When I first heard that Call of Duty: Modern Warfare may be controversial, I didn’t think much of it. After all, it was a Call of Duty video game and it was rated M, which usually leads to some parents overreacting and screaming about how violent video games are. The opening cutscene starts with a video from a terrorist leader encouraging his followers to “wage war” before showing a van full of terrorists—including a suicide bomber. They all stepped out of the van onto a busy city street (which I would later find out was in London) and before the bomber detonates, the game cuts to a title card: “Modern Warfare.”
This is just one of many controversial scenes that appear throughout the campaign. One scene that was the most difficult for me to take in, emotionally, was during the mission “The Wolf’s Den.” I, playing as a soldier, had to enter a home and kill all of the hostiles with my team. During this, I see a mother hugging her child, whom—when she realizes I’m there—grabs a gun and shoots at me, to which I have to kill her—in front of her son. Once her body falls to the ground, her son moves over to her, grabs her and starts crying. Another controversial part of this game was the mission, “The Embassy” which seems almost as if it were inspired by Benghazi. The player is at the embassy trying to prevent a terrorist leader from being captured by his forces.
I think it’s important to note that while these scenes are dark and disturbing, they are also very real, which is one of the game’s strong points. The characters are real people, who are trying to find a way to deal with the issues that come up in war today, and the issues are so real that I honestly could see some of them occurring in real life. The dialogue adds to that, along with the game’s photorealistic graphics. If you look at the environment and the characters, they almost look real. The visuals in the game were very similar to “Avengers: End Game.”MW’s multiplayer mode is also one of the strong points. As someone who has played both the last Call of Duty game’s (Black Ops 4) and MW’s multiplayer, let me tell you how nice it is to not have to worry about completely illogical special abilities or ridiculously overpowered weapons that most definitely had to come from the hyperactive mind of a 13-year old who suddenly thinks that they are an expert on first-person-shooters and they know what’s best for Call of Duty.
MW’s multiplayer is balanced and real.
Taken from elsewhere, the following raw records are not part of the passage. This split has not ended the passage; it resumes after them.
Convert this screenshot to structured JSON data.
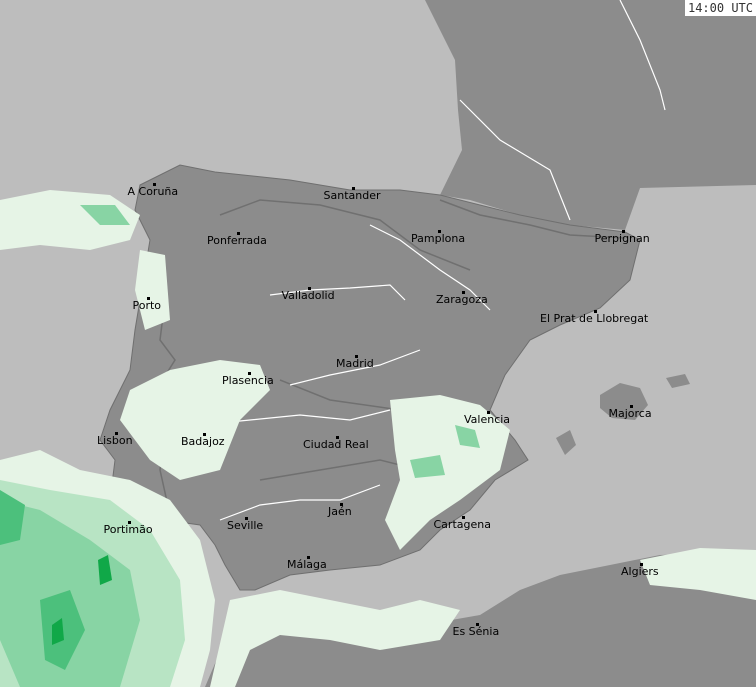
{
  "map": {
    "timestamp": "14:00 UTC",
    "colors": {
      "sea": "#bdbdbd",
      "land": "#8c8c8c",
      "border": "#6f6f6f",
      "river": "#ffffff",
      "rain_light": "#e6f4e6",
      "rain_1": "#b8e4c4",
      "rain_2": "#88d4a4",
      "rain_3": "#4cc07c",
      "rain_4": "#10a848"
    },
    "cities": [
      "A Coruña",
      "Santander",
      "Ponferrada",
      "Pamplona",
      "Perpignan",
      "Valladolid",
      "Zaragoza",
      "Porto",
      "El Prat de Llobregat",
      "Madrid",
      "Plasencia",
      "Valencia",
      "Majorca",
      "Lisbon",
      "Badajoz",
      "Ciudad Real",
      "Jaén",
      "Portimão",
      "Seville",
      "Cartagena",
      "Málaga",
      "Algiers",
      "Es Sénia"
    ]
  }
}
There are no fancy guns and when you die, you die based on skill—and not some superpowered weapon that shoots gold scissors or something. The different modes and maps offer a variety of options for every player to try and see what matches their playstyle.
One of the game’s weaker points is its Co-Op mode. The first option in the mode offers players the chance to team up in groups of four to complete new missions that are revealed after the campaign is completed. Another mode that is called Classic Special Ops offers players the chance to group up and use different weapons and killstreaks while facing enemies. While trying the first mode, I joined mid-game, which did not give me any chance to prepare for the chaos that was about to happen. While attempting the first mission with my team, we were overwhelmed by the amount of enemies we were facing, and died several times. It was like we were a needle in a haystack—except the haystack had the size, and firepower, of the Chinese army. The Classic Special Ops mode was boring and got more repetitive the longer I played.
While this game had great moments and features, its weaknesses stand out. With the game having possibly one of the most controversial campaigns in a video game in recent history and having a lackluster Co-Op mode, the game has its caveats. However, the game was real, and that’s what makes it enjoyable. While controversial, the campaign was well written and highlighted what modern warfare has become and is becoming and the multiplayer brings Call of Duty back to a simpler time.
This game brings the Call of Duty franchise back to its roots, but it’s not for everyone and that’s why I like it. It challenges you.